Albert Kantor started adapting famous books with his "Classics Illustrated" series, and the 62-page adaptations often included two pages of text at the end to give readers the story line. "When Shakespeare was adapted, the New York Times wrote an article about it since it was seen as a big deal," he said.

Kantor kept the classic adaptations in print and the quality increased, evidenced by an increase in price. "They were trying to class it up a little bit," he said, and at the end of the book they would run a notice urging readers to read the original.

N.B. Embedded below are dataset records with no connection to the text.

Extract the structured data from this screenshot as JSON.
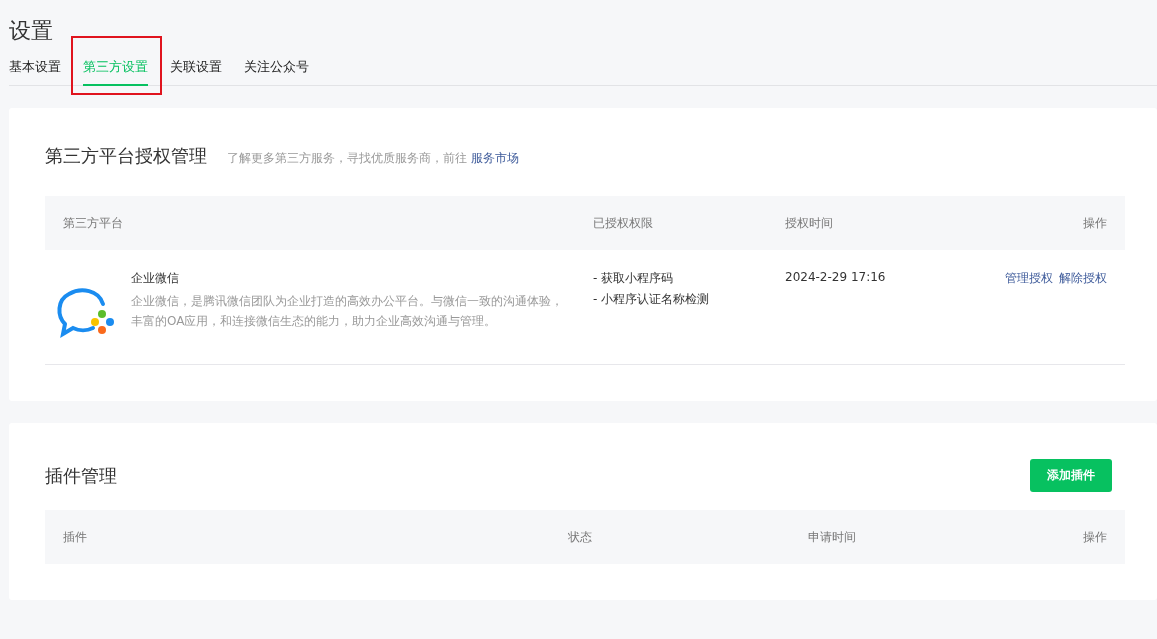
{
  "page": {
    "title": "设置"
  },
  "tabs": [
    {
      "label": "基本设置",
      "selected": false
    },
    {
      "label": "第三方设置",
      "selected": true
    },
    {
      "label": "关联设置",
      "selected": false
    },
    {
      "label": "关注公众号",
      "selected": false
    }
  ],
  "auth_section": {
    "title": "第三方平台授权管理",
    "hint": "了解更多第三方服务，寻找优质服务商，前往",
    "link": "服务市场",
    "columns": [
      "第三方平台",
      "已授权权限",
      "授权时间",
      "操作"
    ],
    "rows": [
      {
        "name": "企业微信",
        "description": "企业微信，是腾讯微信团队为企业打造的高效办公平台。与微信一致的沟通体验，丰富的OA应用，和连接微信生态的能力，助力企业高效沟通与管理。",
        "permissions": [
          "- 获取小程序码",
          "- 小程序认证名称检测"
        ],
        "time": "2024-2-29 17:16",
        "actions": [
          "管理授权",
          "解除授权"
        ]
      }
    ]
  },
  "plugin_section": {
    "title": "插件管理",
    "add_button": "添加插件",
    "columns": [
      "插件",
      "状态",
      "申请时间",
      "操作"
    ]
  }
}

Comics are a flexible medium, Sikoryak noted. Their content ranged from educational, with classic novels and Bible stories, to entertainment and horror stories when the "Tales from the Crypt" series was introduced. "It was high culture meeting low culture," Sikoryak said. There were complaints that comics caused juvenile delinquency, and there were even Senate hearings about the impact of comic books on youth in 1954. The result was the formation of the Comics Magazines Association of America Inc. and a code for posting a CCA rating stamp on covers.

After the horror and crime comics of the 1950s came underground and alternative comics in the '80s and '90s. "Classics Illustrated" was revived in the 1990s and "Moby Dick" was again condensed. Today, Sikoryak said, there's a manga version of Shakespeare and a pop-up book about "Moby Dick."

Sikoryak's talk was the second in the library's Speakers in the Humanities series.